Manca ormai poco alla nuova edizione del Palio di Asti. Domenica 6 settembre 2026 la città tornerà a vestirsi dei colori dei suoi Rioni, Borghi e Comuni, pronta a vivere una giornata nella quale tradizione, storia, spettacolo e competizione si incontreranno nel cuore della città.

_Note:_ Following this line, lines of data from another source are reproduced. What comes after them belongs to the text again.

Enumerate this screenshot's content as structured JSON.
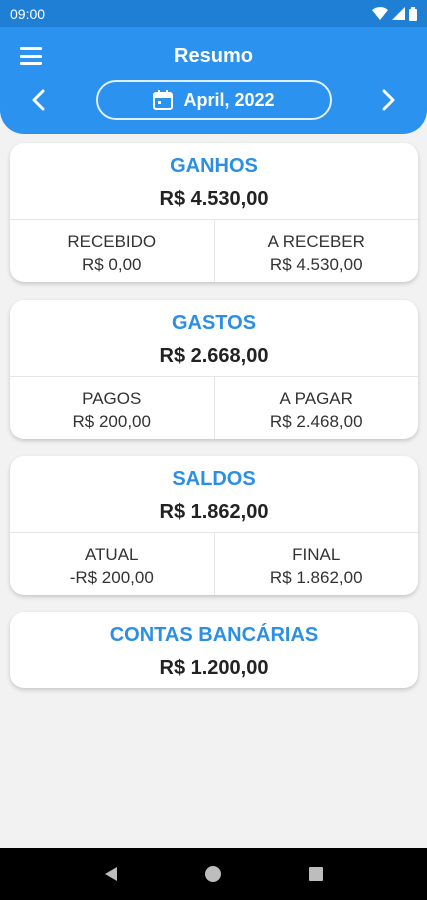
{
  "status_bar": {
    "time": "09:00"
  },
  "header": {
    "title": "Resumo",
    "month": "April, 2022"
  },
  "cards": {
    "ganhos": {
      "title": "GANHOS",
      "total": "R$ 4.530,00",
      "left_label": "RECEBIDO",
      "left_value": "R$ 0,00",
      "right_label": "A RECEBER",
      "right_value": "R$ 4.530,00"
    },
    "gastos": {
      "title": "GASTOS",
      "total": "R$ 2.668,00",
      "left_label": "PAGOS",
      "left_value": "R$ 200,00",
      "right_label": "A PAGAR",
      "right_value": "R$ 2.468,00"
    },
    "saldos": {
      "title": "SALDOS",
      "total": "R$ 1.862,00",
      "left_label": "ATUAL",
      "left_value": "-R$ 200,00",
      "right_label": "FINAL",
      "right_value": "R$ 1.862,00"
    },
    "contas": {
      "title": "CONTAS BANCÁRIAS",
      "total": "R$ 1.200,00"
    }
  },
  "icons": {
    "menu": "menu-icon",
    "prev": "chevron-left-icon",
    "next": "chevron-right-icon",
    "calendar": "calendar-icon",
    "back": "back-triangle-icon",
    "home": "home-circle-icon",
    "recents": "recents-square-icon"
  },
  "colors": {
    "header": "#2b92f0",
    "status_bar": "#1e7fd4",
    "accent_text": "#2b8fe6",
    "background": "#f2f2f2"
  }
}
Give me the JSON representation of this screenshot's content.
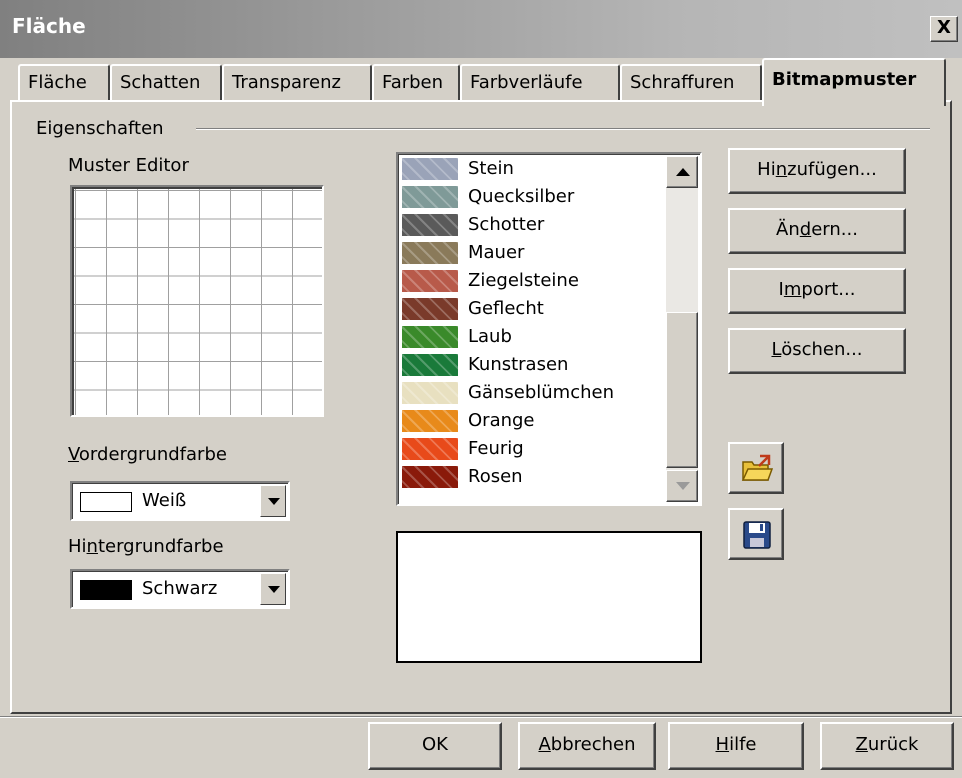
{
  "window": {
    "title": "Fläche",
    "close_label": "X"
  },
  "tabs": [
    {
      "label": "Fläche",
      "active": false
    },
    {
      "label": "Schatten",
      "active": false
    },
    {
      "label": "Transparenz",
      "active": false
    },
    {
      "label": "Farben",
      "active": false
    },
    {
      "label": "Farbverläufe",
      "active": false
    },
    {
      "label": "Schraffuren",
      "active": false
    },
    {
      "label": "Bitmapmuster",
      "active": true
    }
  ],
  "properties": {
    "group_title": "Eigenschaften",
    "editor_label": "Muster Editor",
    "foreground_label": "Vordergrundfarbe",
    "foreground_value": "Weiß",
    "foreground_swatch": "#ffffff",
    "background_label": "Hintergrundfarbe",
    "background_value": "Schwarz",
    "background_swatch": "#000000"
  },
  "bitmap_list": [
    {
      "label": "Stein",
      "icon": "stone-texture",
      "color": "#9aa3b8"
    },
    {
      "label": "Quecksilber",
      "icon": "mercury-texture",
      "color": "#7f9a98"
    },
    {
      "label": "Schotter",
      "icon": "gravel-texture",
      "color": "#5a5a5a"
    },
    {
      "label": "Mauer",
      "icon": "wall-texture",
      "color": "#8a7a5a"
    },
    {
      "label": "Ziegelsteine",
      "icon": "bricks-texture",
      "color": "#b85a4a"
    },
    {
      "label": "Geflecht",
      "icon": "weave-texture",
      "color": "#7a3a2a"
    },
    {
      "label": "Laub",
      "icon": "foliage-texture",
      "color": "#3a8a2a"
    },
    {
      "label": "Kunstrasen",
      "icon": "artificial-turf-texture",
      "color": "#1a7a3a"
    },
    {
      "label": "Gänseblümchen",
      "icon": "daisies-texture",
      "color": "#e8e0c0"
    },
    {
      "label": "Orange",
      "icon": "orange-texture",
      "color": "#e88a1a"
    },
    {
      "label": "Feurig",
      "icon": "fiery-texture",
      "color": "#e84a1a"
    },
    {
      "label": "Rosen",
      "icon": "roses-texture",
      "color": "#8a1a0a"
    }
  ],
  "actions": {
    "add": {
      "pre": "Hi",
      "key": "n",
      "post": "zufügen..."
    },
    "modify": {
      "pre": "Än",
      "key": "d",
      "post": "ern..."
    },
    "import": {
      "pre": "I",
      "key": "m",
      "post": "port..."
    },
    "delete": {
      "pre": "",
      "key": "L",
      "post": "öschen..."
    }
  },
  "icons": {
    "open": "open-folder-icon",
    "save": "save-disk-icon"
  },
  "footer": {
    "ok": "OK",
    "cancel": {
      "pre": "",
      "key": "A",
      "post": "bbrechen"
    },
    "help": {
      "pre": "",
      "key": "H",
      "post": "ilfe"
    },
    "reset": {
      "pre": "",
      "key": "Z",
      "post": "urück"
    }
  }
}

L'attesa, a giudicare dalla risposta del pubblico, è già altissima. Le tribune si avvicinano al sold out nonostante l'ampliamento della capienza, che ha permesso di aggiungere quasi 500 posti. Un segnale importante per una manifestazione che continua ad attirare non soltanto il pubblico astigiano, ma anche visitatori provenienti da altre zone d'Italia e dall'estero.
Il 6 settembre Asti torna protagonista
La giornata di domenica sarà il momento culminante di un'intera settimana dedicata al Palio. Piazza Alfieri tornerà a essere il cuore della manifestazione e il luogo nel quale si concentrerà l'attesa per la corsa.
Il programma prevede il tradizionale corteo storico, seguito dalle batterie e dalla finale che assegnerà il Drappo al vincitore.
Ma la corsa rappresenta soltanto il momento conclusivo di un percorso molto più lungo. Dietro ogni accoppiata cavallo-fantino ci sono infatti mesi di preparazione, lavoro e scelte da parte dei Comitati, che durante tutto l'anno inseguono l'obiettivo di arrivare alla gara nelle migliori condizioni.
La settimana del Palio: visite veterinarie e prove
L'avvicinamento alla gara entrerà nel vivo già nei giorni precedenti.
Mercoledì e giovedì sono previste le visite veterinarie, un passaggio indispensabile per garantire salute e benessere dei cavalli. Venerdì e sabato, invece, spazio alle prove, che consentiranno al pubblico di vedere per la prima volta all'opera le accoppiate cavallo-fantino.
Non mancheranno inoltre gli appuntamenti organizzati dai Comitati nelle serate della settimana, momenti che rappresentano una parte importante della vita del Palio e del coinvolgimento della comunità.
Palio di Asti 2026, come seguirlo in TV e streaming
Il Palio di Asti 2026 sarà trasmesso in diretta nazionale su RaiTre, con possibilità di seguire l'evento anche in streaming attraverso le app RaiNews e RaiPlay e su RaiItalia.
Per il pubblico piemontese ci sarà inoltre la diretta integrale di GRP Vera Tv: domenica 6 settembre, a partire dalle 14, saranno trasmessi il corteo storico, le batterie e la finale, fino alla consegna del Drappo al vincitore.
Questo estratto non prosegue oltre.